Different isoforms of RA, 9-cis RA or ATRA, cause different modifications in RA-sensitive cell lines, ranging from apoptotic for the SK-N-FI cell line to differentiation for the SH-SY5Y cell line [27]. After the ATRA treatment here, no change in SV2 expression was found for either cell line. The effects of ATRA rely on activation of retinoic responsive elements (RAREs), and based on our predictions, all three SV2 genes could possess transcription activation binding sites. The IMR-32 cell line has previously been treated with both 9-cis RA and ATRA, and gene expression profiling of apoptotic markers revealed an increase of oncogene RET level after seven days of treatment by both forms of RA, indicating the capability of RA to induce differentiation [27], but the effect on SV2 proteins was not studied. ATRA produced a large gene expression spread in the treated IMR-32 cells compared to controls. This again indicates that the IMR-32 cell culture is heterogeneous, containing some cells that respond to the treatment while some do not, which has been seen in IMR-21 cells previously [60].

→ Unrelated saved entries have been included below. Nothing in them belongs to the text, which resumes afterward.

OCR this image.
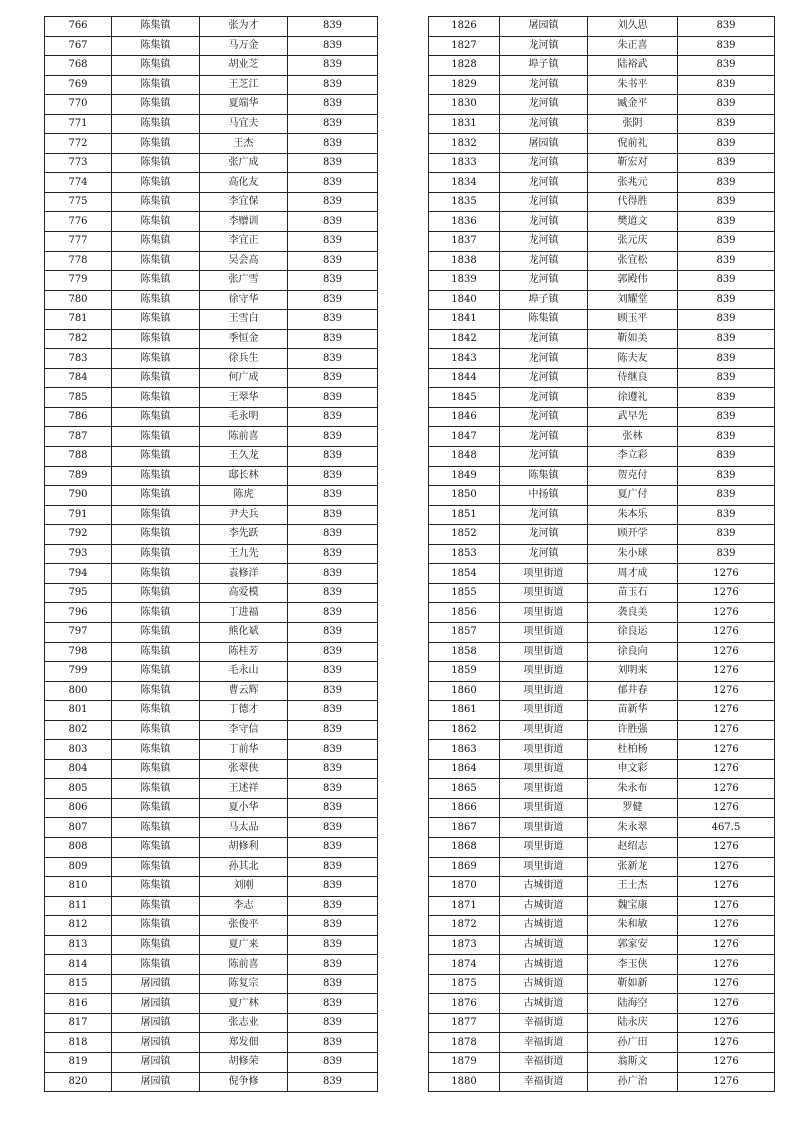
766	陈集镇	张为才	839
767	陈集镇	马万金	839
768	陈集镇	胡业芝	839
769	陈集镇	王芝江	839
770	陈集镇	夏端华	839
771	陈集镇	马宜夫	839
772	陈集镇	王杰	839
773	陈集镇	张广成	839
774	陈集镇	高化友	839
775	陈集镇	李宜保	839
776	陈集镇	李赠训	839
777	陈集镇	李宜正	839
778	陈集镇	吴会高	839
779	陈集镇	张广雪	839
780	陈集镇	徐守华	839
781	陈集镇	王雪白	839
782	陈集镇	季恒金	839
783	陈集镇	徐兵生	839
784	陈集镇	何广成	839
785	陈集镇	王翠华	839
786	陈集镇	毛永明	839
787	陈集镇	陈前喜	839
788	陈集镇	王久龙	839
789	陈集镇	邸长林	839
790	陈集镇	陈虎	839
791	陈集镇	尹夫兵	839
792	陈集镇	李先跃	839
793	陈集镇	王九先	839
794	陈集镇	袁修洋	839
795	陈集镇	高爱模	839
796	陈集镇	丁进福	839
797	陈集镇	熊化斌	839
798	陈集镇	陈桂芳	839
799	陈集镇	毛永山	839
800	陈集镇	曹云辉	839
801	陈集镇	丁德才	839
802	陈集镇	李守信	839
803	陈集镇	丁前华	839
804	陈集镇	张翠侠	839
805	陈集镇	王述祥	839
806	陈集镇	夏小华	839
807	陈集镇	马太品	839
808	陈集镇	胡修利	839
809	陈集镇	孙其北	839
810	陈集镇	刘刚	839
811	陈集镇	李志	839
812	陈集镇	张俊平	839
813	陈集镇	夏广来	839
814	陈集镇	陈前喜	839
815	屠园镇	陈复宗	839
816	屠园镇	夏广林	839
817	屠园镇	张志业	839
818	屠园镇	郑发佃	839
819	屠园镇	胡修荣	839
820	屠园镇	倪争修	839
1826	屠园镇	刘久思	839
1827	龙河镇	朱正喜	839
1828	埠子镇	陆裕武	839
1829	龙河镇	朱书平	839
1830	龙河镇	臧金平	839
1831	龙河镇	张阴	839
1832	屠园镇	倪前礼	839
1833	龙河镇	靳宏对	839
1834	龙河镇	张兆元	839
1835	龙河镇	代得胜	839
1836	龙河镇	樊道文	839
1837	龙河镇	张元庆	839
1838	龙河镇	张宜松	839
1839	龙河镇	郭殿伟	839
1840	埠子镇	刘耀堂	839
1841	陈集镇	顾玉平	839
1842	龙河镇	靳如美	839
1843	龙河镇	陈夫友	839
1844	龙河镇	侍继良	839
1845	龙河镇	徐遵礼	839
1846	龙河镇	武早先	839
1847	龙河镇	张林	839
1848	龙河镇	李立彩	839
1849	陈集镇	贺克付	839
1850	中扬镇	夏广付	839
1851	龙河镇	朱本乐	839
1852	龙河镇	顾开学	839
1853	龙河镇	朱小球	839
1854	项里街道	周才成	1276
1855	项里街道	苗玉石	1276
1856	项里街道	袭良美	1276
1857	项里街道	徐良运	1276
1858	项里街道	徐良向	1276
1859	项里街道	刘明来	1276
1860	项里街道	郁井春	1276
1861	项里街道	苗新华	1276
1862	项里街道	许胜强	1276
1863	项里街道	杜柏杨	1276
1864	项里街道	申文彩	1276
1865	项里街道	朱永布	1276
1866	项里街道	罗健	1276
1867	项里街道	朱永翠	467.5
1868	项里街道	赵绍志	1276
1869	项里街道	张新龙	1276
1870	古城街道	王士杰	1276
1871	古城街道	魏宝康	1276
1872	古城街道	朱和敏	1276
1873	古城街道	郭家安	1276
1874	古城街道	李玉侠	1276
1875	古城街道	靳如新	1276
1876	古城街道	陆海空	1276
1877	幸福街道	陆永庆	1276
1878	幸福街道	孙广田	1276
1879	幸福街道	翁斯文	1276
1880	幸福街道	孙广治	1276
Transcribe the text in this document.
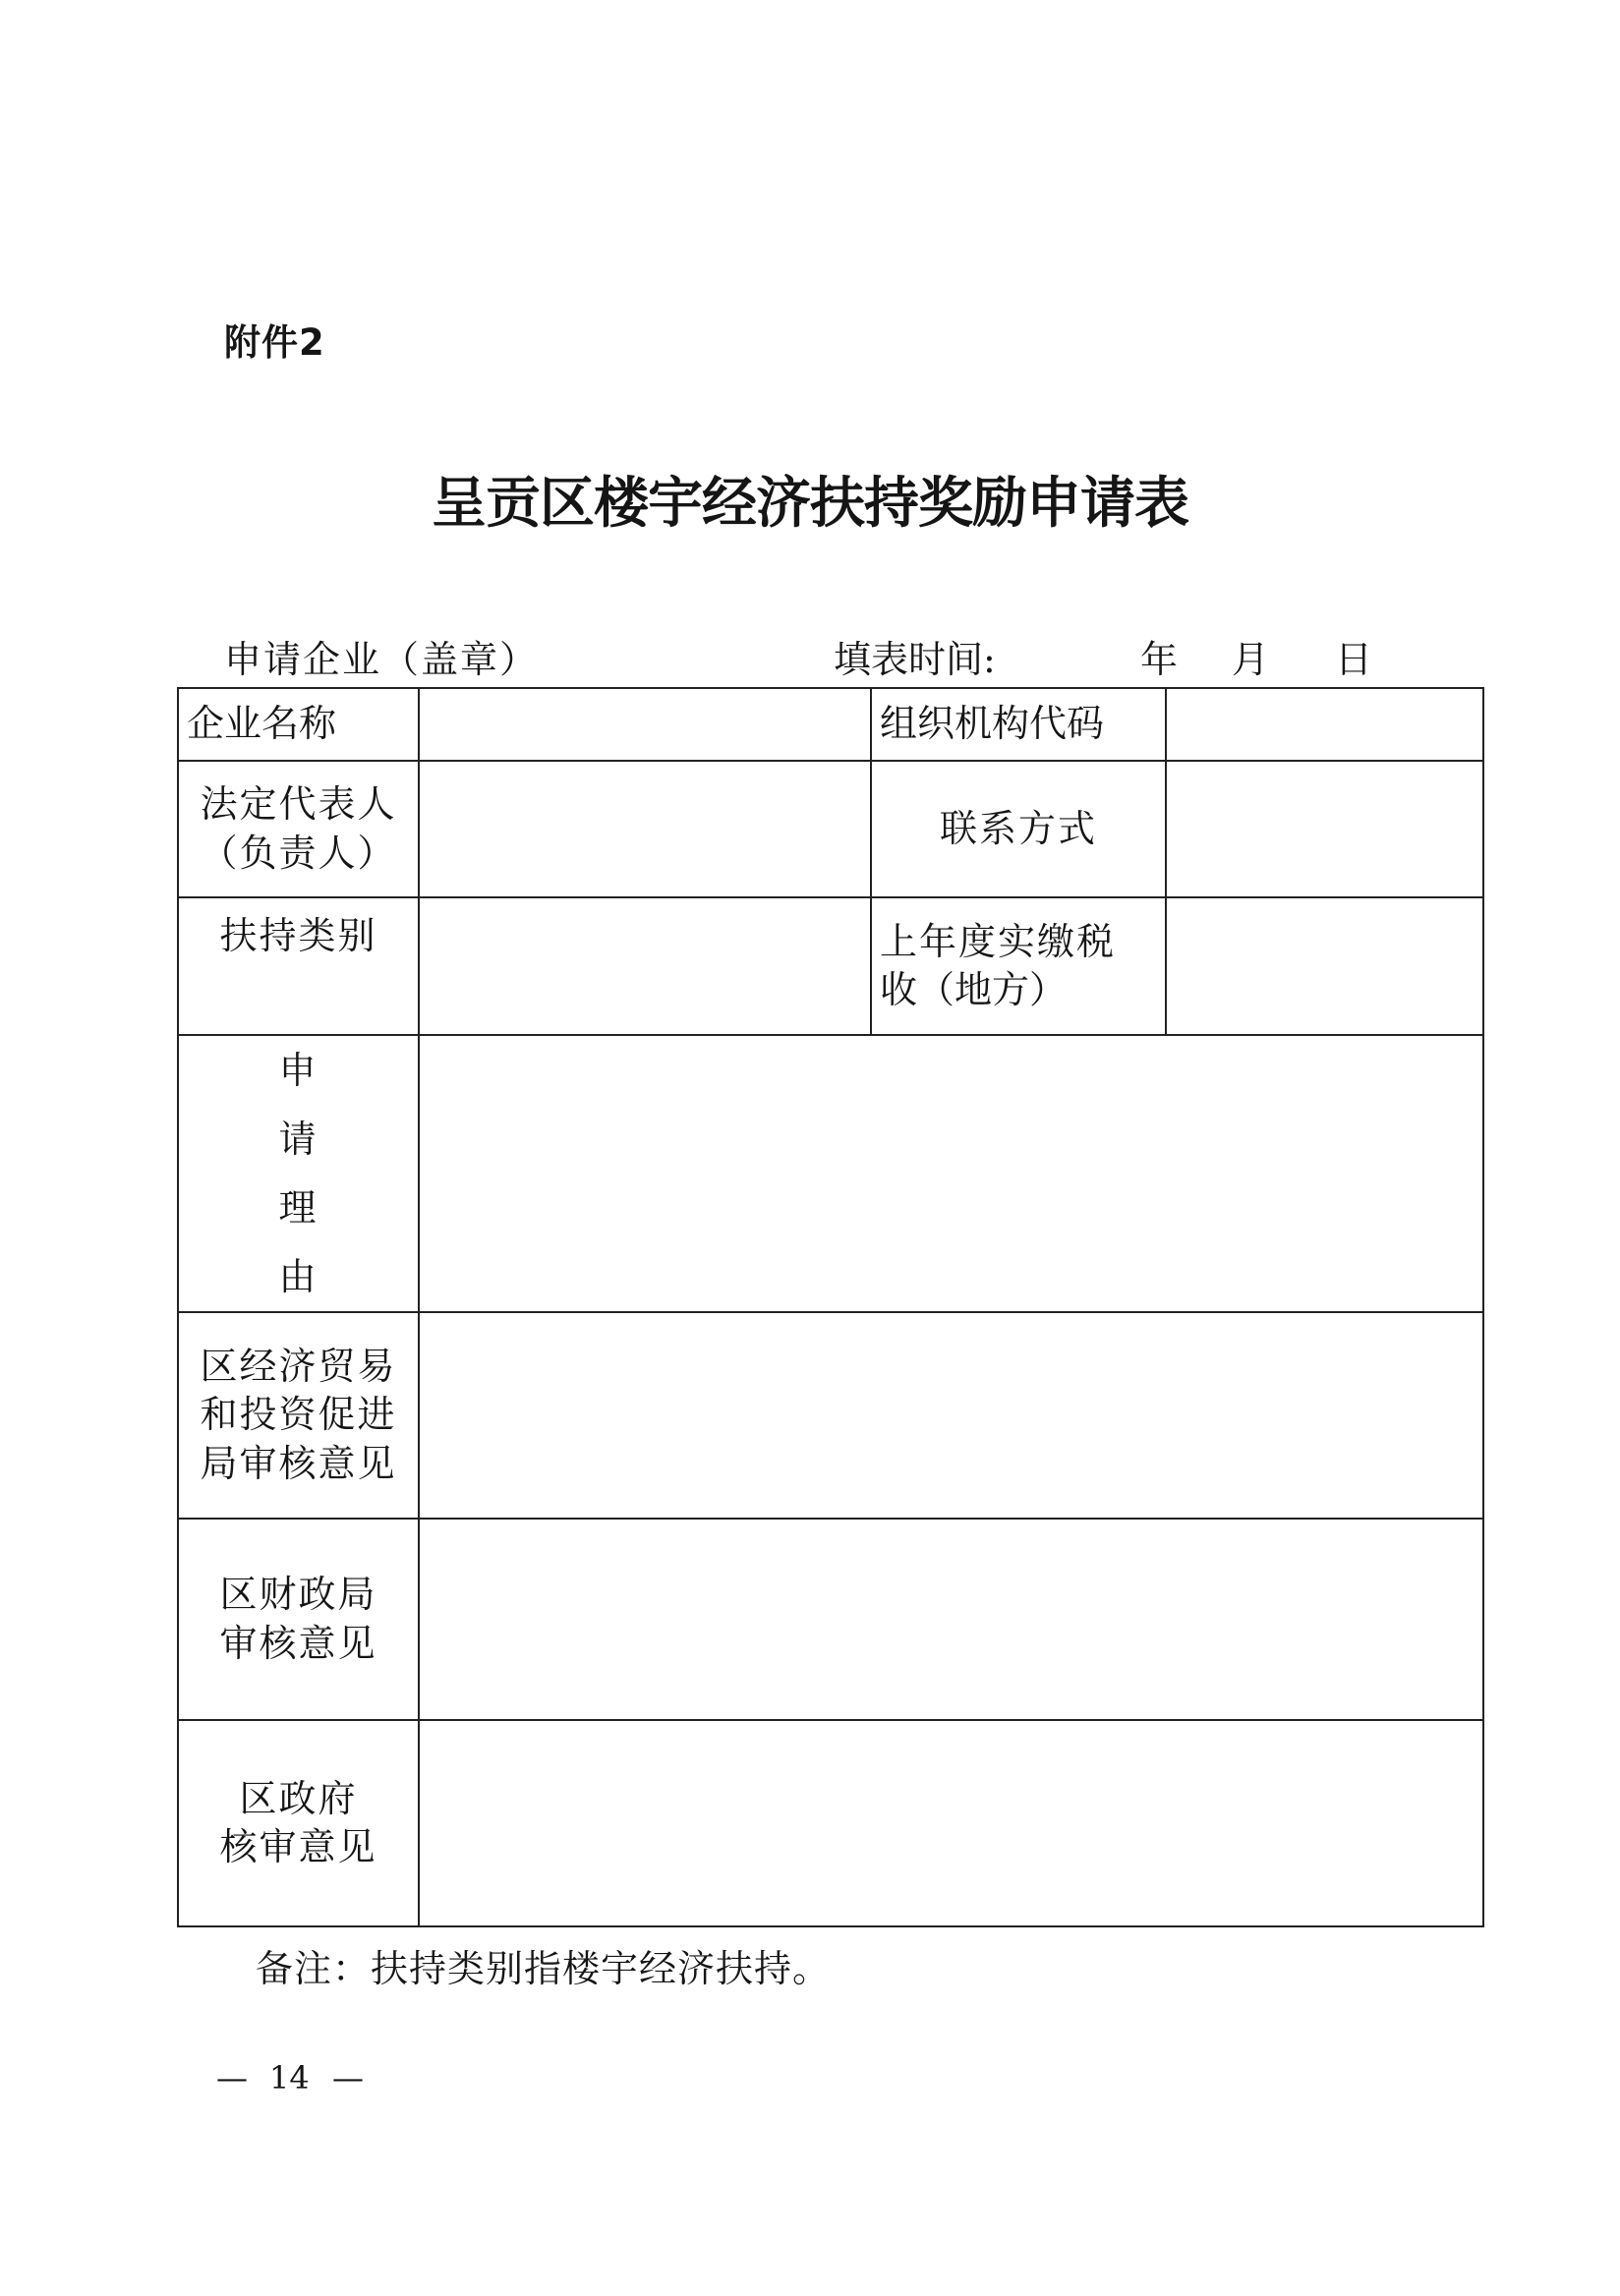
附件2
呈贡区楼宇经济扶持奖励申请表
申请企业（盖章）	填表时间:	年 月 日
企业名称		组织机构代码	

法定代表人
（负责人）		联系方式	
扶持类别		上年度实缴税
收（地方）	

申
请
理
由			

区经济贸易
和投资促进
局审核意见			

区财政局
审核意见			

区政府
核审意见			

备注：扶持类别指楼宇经济扶持。
— 14 —
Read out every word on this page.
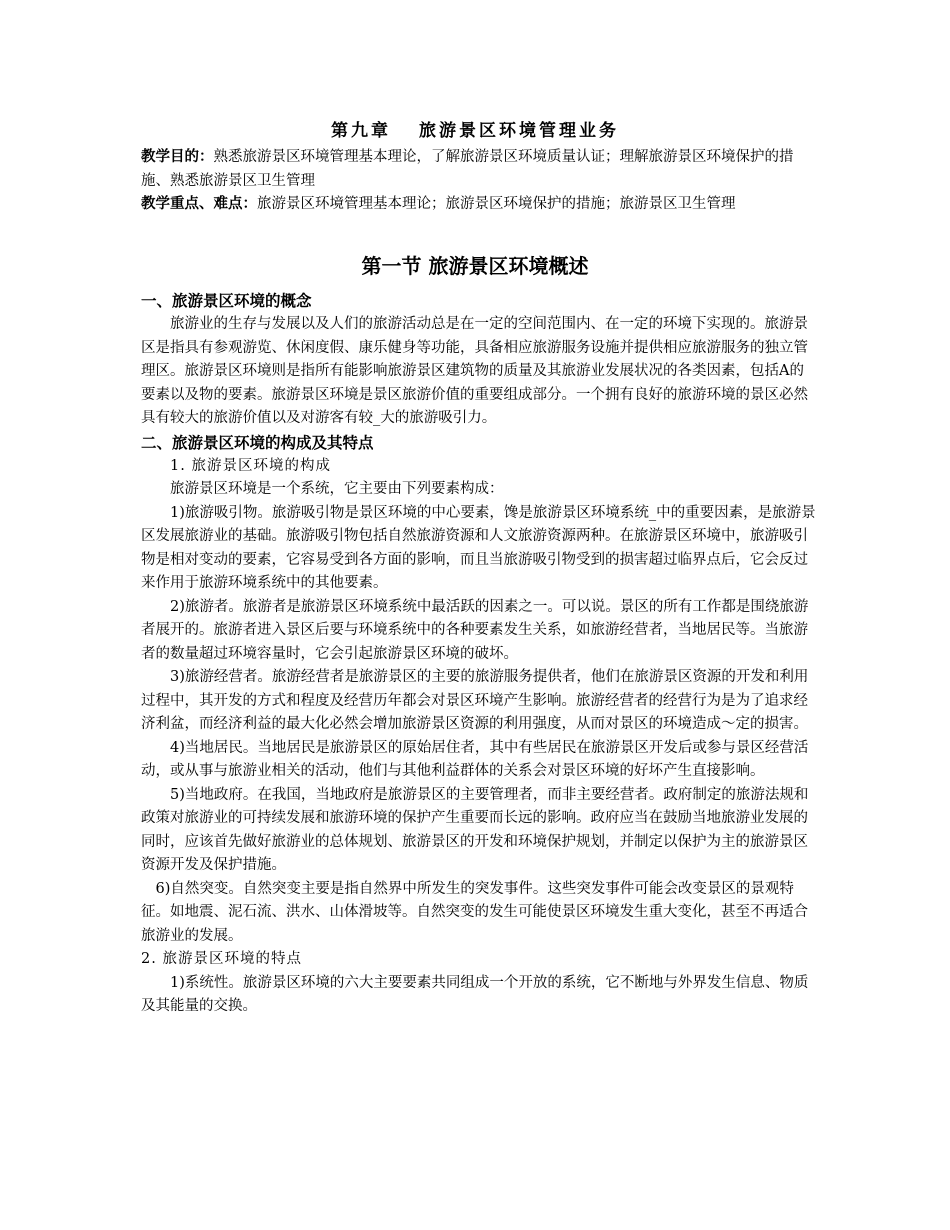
第九章 旅游景区环境管理业务
教学目的：熟悉旅游景区环境管理基本理论，了解旅游景区环境质量认证；理解旅游景区环境保护的措施、熟悉旅游景区卫生管理
教学重点、难点：旅游景区环境管理基本理论；旅游景区环境保护的措施；旅游景区卫生管理
第一节 旅游景区环境概述
一、旅游景区环境的概念

旅游业的生存与发展以及人们的旅游活动总是在一定的空间范围内、在一定的环境下实现的。旅游景区是指具有参观游览、休闲度假、康乐健身等功能，具备相应旅游服务设施并提供相应旅游服务的独立管理区。旅游景区环境则是指所有能影响旅游景区建筑物的质量及其旅游业发展状况的各类因素，包括A的要素以及物的要素。旅游景区环境是景区旅游价值的重要组成部分。一个拥有良好的旅游环境的景区必然具有较大的旅游价值以及对游客有较_大的旅游吸引力。

二、旅游景区环境的构成及其特点

1. 旅游景区环境的构成

旅游景区环境是一个系统，它主要由下列要素构成：

1)旅游吸引物。旅游吸引物是景区环境的中心要素，馋是旅游景区环境系统_中的重要因素，是旅游景区发展旅游业的基础。旅游吸引物包括自然旅游资源和人文旅游资源两种。在旅游景区环境中，旅游吸引物是相对变动的要素，它容易受到各方面的影响，而且当旅游吸引物受到的损害超过临界点后，它会反过来作用于旅游环境系统中的其他要素。

2)旅游者。旅游者是旅游景区环境系统中最活跃的因素之一。可以说。景区的所有工作都是围绕旅游者展开的。旅游者进入景区后要与环境系统中的各种要素发生关系，如旅游经营者，当地居民等。当旅游者的数量超过环境容量时，它会引起旅游景区环境的破坏。

3)旅游经营者。旅游经营者是旅游景区的主要的旅游服务提供者，他们在旅游景区资源的开发和利用过程中，其开发的方式和程度及经营历年都会对景区环境产生影响。旅游经营者的经营行为是为了追求经济利盆，而经济利益的最大化必然会增加旅游景区资源的利用强度，从而对景区的环境造成～定的损害。

4)当地居民。当地居民是旅游景区的原始居住者，其中有些居民在旅游景区开发后或参与景区经营活动，或从事与旅游业相关的活动，他们与其他利益群体的关系会对景区环境的好坏产生直接影响。

5)当地政府。在我国，当地政府是旅游景区的主要管理者，而非主要经营者。政府制定的旅游法规和政策对旅游业的可持续发展和旅游环境的保护产生重要而长远的影响。政府应当在鼓励当地旅游业发展的同时，应该首先做好旅游业的总体规划、旅游景区的开发和环境保护规划，并制定以保护为主的旅游景区资源开发及保护措施。

6)自然突变。自然突变主要是指自然界中所发生的突发事件。这些突发事件可能会改变景区的景观特征。如地震、泥石流、洪水、山体滑坡等。自然突变的发生可能使景区环境发生重大变化，甚至不再适合旅游业的发展。

2. 旅游景区环境的特点

1)系统性。旅游景区环境的六大主要要素共同组成一个开放的系统，它不断地与外界发生信息、物质及其能量的交换。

Based on the targets monitored in this study, VIP had no effect on the SiMa cells, possibly due to the lack of VIP receptors, VPAC1 and VPAC2 [61], or on the low copy number of MYCN, which is proposed to be the reason why a similar neuroblastoma cell line, SH-SY5Y, does not react to VIP [53]. In contrast, an increase of both SV2C and DAT was seen in the IMR-32 cells. SV2C is the isoform with the most restrictive expression pattern in the mouse brain [12, 13, 62], with particularly high expression in several basal ganglia nuclei [12]. In the mouse brain, SV2C can be found in dopaminergic neurons and to a lesser extent in cholinergic neurons [13]. Variations in the SV2C gene are linked to predictions in PD patients’ sensitivity to L-DOPA [63] and were found to regulate both dopamine release and content. The co-regulation of SV2C and DAT seen here after VIP treatment fits the already established connection in disease models; however, here no alterations were made directly towards SV2C or genes in the dopamine pathway. Similarly as in the case of SV2B and CHAT, no physical interaction can be found for SV2C and DAT in the BioGrid database [59].

Conclusion

SV2 gene expression has not previously been monitored in these two human neuroblastoma cell lines and the alterations due to the treatments indicate that the SV2 expression is affected by factors in the B27/N2 growth supplements and VIP, but not by ATRA. A synergistic effect was found for SV2B and CHAT in both cell lines, a connection previously shown in disease models for AD. In addition, SV2C and DAT were up-regulated after VIP treatment in IMR-32 cells, corroborating a connection between SV2C and dopamine seen in PD models and patients. The co-regulations seen here, in non-disease models, verify the importance and co-dependence of these targets and could indicate that these treatments and cell lines could be suitable for the study of SV2 regulation and function.